Less Than Zero
By: Bret Easton Ellis
Setting: The ritzy suburbs of Los Angeles
If you ever dreamed of the rich life, of the fame and fortune associated with the fast cars and faster lifestyles, you’ll be glad you never had it after reading Less Than Zero. Written beforeBeverly Hills 90210 and Melrose Place were stinking up the TV airwaves, this book bleakly describes the stagnant lives of rich kids in the L.A. area. The irresistable societal pressures placed on the kids in the novel by their parents and peers lead them along paths leading nowhere but to destruction. Scandal sheets, drugs, sex, perversion and the chase of the ultimate thrill dictate the actions of potentially intelligent young adults, leaving them no freedom of choice.
This book drags along, with little action or plot. In the important parts of the book, where I normally would expect to feel kinship with the characters involved, I felt revulsion instead. This is, of course, the effect Ellis wished; in order for his readers to feel what the characters are feeling, he had to place the readers in the same dead, non-descriptive place. He does so through the use of flat adjectives and verbs, creating a sort of written Purgatory for us to muddle through — just like the novel’s characters.

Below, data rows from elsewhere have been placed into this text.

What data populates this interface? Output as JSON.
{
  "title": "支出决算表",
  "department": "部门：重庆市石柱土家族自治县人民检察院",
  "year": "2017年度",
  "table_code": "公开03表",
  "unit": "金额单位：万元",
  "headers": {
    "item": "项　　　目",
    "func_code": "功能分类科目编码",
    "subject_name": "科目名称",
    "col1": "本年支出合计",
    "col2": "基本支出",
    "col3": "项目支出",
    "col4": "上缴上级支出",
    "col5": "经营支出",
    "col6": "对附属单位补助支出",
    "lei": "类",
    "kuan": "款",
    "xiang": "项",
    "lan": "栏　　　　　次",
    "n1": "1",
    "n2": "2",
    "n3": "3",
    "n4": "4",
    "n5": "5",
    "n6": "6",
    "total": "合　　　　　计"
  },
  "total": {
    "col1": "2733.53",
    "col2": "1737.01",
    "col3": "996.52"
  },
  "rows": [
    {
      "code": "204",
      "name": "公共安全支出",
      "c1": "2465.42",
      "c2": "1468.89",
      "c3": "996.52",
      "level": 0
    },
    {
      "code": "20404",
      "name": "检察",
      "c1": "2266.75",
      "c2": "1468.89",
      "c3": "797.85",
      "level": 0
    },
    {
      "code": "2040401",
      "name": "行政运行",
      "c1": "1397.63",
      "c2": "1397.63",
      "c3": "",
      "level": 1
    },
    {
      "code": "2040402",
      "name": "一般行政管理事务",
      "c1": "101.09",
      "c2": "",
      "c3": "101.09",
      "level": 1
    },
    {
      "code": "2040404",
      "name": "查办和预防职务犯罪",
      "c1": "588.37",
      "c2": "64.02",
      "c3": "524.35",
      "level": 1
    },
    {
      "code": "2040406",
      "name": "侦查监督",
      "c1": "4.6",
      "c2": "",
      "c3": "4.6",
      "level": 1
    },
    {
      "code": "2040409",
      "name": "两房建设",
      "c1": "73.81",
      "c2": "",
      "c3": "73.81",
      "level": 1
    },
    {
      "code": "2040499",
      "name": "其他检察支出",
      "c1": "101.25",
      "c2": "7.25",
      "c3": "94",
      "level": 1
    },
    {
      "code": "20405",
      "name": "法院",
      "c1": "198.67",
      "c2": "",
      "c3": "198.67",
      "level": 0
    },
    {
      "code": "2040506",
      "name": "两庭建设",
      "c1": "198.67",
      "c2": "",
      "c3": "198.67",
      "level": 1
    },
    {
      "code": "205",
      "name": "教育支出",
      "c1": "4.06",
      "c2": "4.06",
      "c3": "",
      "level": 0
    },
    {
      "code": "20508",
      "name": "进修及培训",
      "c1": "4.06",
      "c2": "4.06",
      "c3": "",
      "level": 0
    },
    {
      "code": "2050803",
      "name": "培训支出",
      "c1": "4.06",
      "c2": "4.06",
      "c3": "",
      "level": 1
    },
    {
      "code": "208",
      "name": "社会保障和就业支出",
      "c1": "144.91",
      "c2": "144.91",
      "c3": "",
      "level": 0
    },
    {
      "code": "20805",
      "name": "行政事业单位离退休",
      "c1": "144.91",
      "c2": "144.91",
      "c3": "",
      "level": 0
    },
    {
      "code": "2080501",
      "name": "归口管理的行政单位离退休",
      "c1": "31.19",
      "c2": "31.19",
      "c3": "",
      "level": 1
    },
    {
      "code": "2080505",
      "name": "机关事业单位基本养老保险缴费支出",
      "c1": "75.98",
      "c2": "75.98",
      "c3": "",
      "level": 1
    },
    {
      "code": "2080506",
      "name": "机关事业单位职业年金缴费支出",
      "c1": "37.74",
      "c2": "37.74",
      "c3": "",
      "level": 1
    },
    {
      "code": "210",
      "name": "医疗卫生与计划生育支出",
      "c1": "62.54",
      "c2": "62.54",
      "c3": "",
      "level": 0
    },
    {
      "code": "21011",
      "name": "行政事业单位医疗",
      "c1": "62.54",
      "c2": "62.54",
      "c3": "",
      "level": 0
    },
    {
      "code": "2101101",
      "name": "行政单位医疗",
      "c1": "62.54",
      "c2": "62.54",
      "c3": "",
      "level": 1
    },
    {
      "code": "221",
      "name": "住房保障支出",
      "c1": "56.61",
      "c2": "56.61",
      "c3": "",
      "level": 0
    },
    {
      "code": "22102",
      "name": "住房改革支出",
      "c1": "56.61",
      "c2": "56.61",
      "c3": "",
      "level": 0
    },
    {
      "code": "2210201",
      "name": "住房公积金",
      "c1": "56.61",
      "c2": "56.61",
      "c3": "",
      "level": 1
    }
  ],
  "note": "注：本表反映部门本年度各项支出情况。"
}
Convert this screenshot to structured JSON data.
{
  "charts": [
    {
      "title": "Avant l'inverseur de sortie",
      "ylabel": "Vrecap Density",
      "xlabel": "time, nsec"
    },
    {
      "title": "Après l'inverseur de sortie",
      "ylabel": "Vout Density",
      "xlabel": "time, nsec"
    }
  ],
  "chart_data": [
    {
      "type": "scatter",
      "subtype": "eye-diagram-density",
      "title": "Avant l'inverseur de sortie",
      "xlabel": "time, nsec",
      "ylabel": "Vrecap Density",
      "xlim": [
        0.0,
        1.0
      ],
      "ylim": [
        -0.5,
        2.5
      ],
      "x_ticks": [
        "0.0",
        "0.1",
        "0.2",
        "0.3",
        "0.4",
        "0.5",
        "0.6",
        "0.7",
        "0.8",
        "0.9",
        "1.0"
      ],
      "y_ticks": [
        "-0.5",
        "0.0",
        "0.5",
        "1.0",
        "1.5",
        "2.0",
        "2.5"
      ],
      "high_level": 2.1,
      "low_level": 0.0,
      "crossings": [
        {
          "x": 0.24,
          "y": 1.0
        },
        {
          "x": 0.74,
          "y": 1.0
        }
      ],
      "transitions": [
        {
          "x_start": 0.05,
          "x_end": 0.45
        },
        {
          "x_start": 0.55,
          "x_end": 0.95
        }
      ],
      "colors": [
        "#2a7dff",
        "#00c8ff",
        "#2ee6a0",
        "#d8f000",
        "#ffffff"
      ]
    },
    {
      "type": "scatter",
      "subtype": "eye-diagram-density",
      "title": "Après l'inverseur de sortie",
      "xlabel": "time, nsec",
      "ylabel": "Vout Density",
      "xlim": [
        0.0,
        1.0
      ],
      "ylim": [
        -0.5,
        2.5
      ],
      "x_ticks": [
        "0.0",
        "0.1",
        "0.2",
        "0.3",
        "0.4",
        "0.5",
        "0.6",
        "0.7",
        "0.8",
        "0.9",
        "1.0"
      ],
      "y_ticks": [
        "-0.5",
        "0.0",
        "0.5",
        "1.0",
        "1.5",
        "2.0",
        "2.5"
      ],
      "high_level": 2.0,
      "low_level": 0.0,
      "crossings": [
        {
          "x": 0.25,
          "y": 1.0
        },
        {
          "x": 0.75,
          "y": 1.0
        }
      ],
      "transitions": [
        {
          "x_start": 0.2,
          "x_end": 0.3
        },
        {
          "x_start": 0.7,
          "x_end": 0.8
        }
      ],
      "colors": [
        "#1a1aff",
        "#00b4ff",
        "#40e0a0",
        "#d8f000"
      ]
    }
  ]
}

Though the language in the book lacks life, it is not bad writing when you consider its purpose. It is certainly not enjoyable writing, but I’m not sure it should be in this case. Ellis is trying to teach us a lesson by dragging us through the muck with his characters, much as directors Stanley Kubrick and Oliver Stone have done with their movies. The quality of the work is there, but getting the whole picture may not be a pleasant experience.